Search for Specific Text within Your Own Collection
Once you have your personal bookshelf filled with choice material, it is easy to reference information as you can search within your own collection. Searching within a book is user friendly with the little hints that appear in the margin to indicate where you results are located. You can jump straight to that part with a click.
You can put a piece of text within quotes and do a quick plagiarism check in Google Search. The search feature of Google Books is a Google Search child and can be similarly used to find copied text taken from published works.
Get the Meanings of Words in Context
How exactly do I use a word like “˜Morton’s fork’ in a sentence and be in sync with the context? Perform a Google Book search with the word as a keyword and get to the book texts where the word has been used.
Online dictionaries can also do the job, but this is just to show that Google Books has little uses like these too.
Search for Other Editions or Related Books
There have been instances when I have found a useful bit of information in an edition different to the one I was searching on. Going over to Related Books also helps to understand the different angles to a specific topic.
Download Google Books for Offline Reading
Books in the Public Domain can be downloaded to your desktop as PDF or EPUB files. A third party app called Google Book Downloader for Windows can download full view/limited view books, and magazines too.
Though it is no longer under active development, you can download Google Book Downloader from here. Downloading via this app does take some patience.
Mac users have their own Google Book Downloader for the Mac also available for download.
Using these two apps, you can work around the limitation of offline reading for some books and magazines.
Quench Your Hunger for Strange Knowledge
Let me cite the testimonial of Diane Gilleland as mentioned on Google Books’ User Stories. She stumbled on a forgotten knitting technique. For me, it could be something as mysterious as UFOs. A Google Books search gives me a lot of limited previews and snippet views.

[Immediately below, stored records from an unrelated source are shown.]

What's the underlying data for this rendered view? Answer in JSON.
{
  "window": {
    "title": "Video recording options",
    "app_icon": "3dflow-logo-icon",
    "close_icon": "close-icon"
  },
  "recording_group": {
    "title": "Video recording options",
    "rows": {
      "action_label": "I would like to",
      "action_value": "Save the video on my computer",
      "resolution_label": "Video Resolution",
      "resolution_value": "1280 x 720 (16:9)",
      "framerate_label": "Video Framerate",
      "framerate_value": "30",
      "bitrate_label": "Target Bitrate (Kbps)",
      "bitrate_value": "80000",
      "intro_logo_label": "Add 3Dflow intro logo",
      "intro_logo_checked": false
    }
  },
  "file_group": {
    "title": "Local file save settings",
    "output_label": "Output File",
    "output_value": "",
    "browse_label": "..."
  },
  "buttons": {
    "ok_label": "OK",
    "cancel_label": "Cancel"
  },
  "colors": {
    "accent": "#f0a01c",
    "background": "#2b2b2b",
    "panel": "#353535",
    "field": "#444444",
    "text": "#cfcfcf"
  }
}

I can take it up from there. Just start doing a wild search, I am sure you will stumble on books (and topics) you never knew existed.
As the user stories show, the ten ways are just the few uses that we can put Google Books too. I am sure you have your own ideas for using Google Books too. There are some features that I haven’t covered. Definitely, Google Books deserve another post. For now, let us know how useful do you find this exhaustive Google service.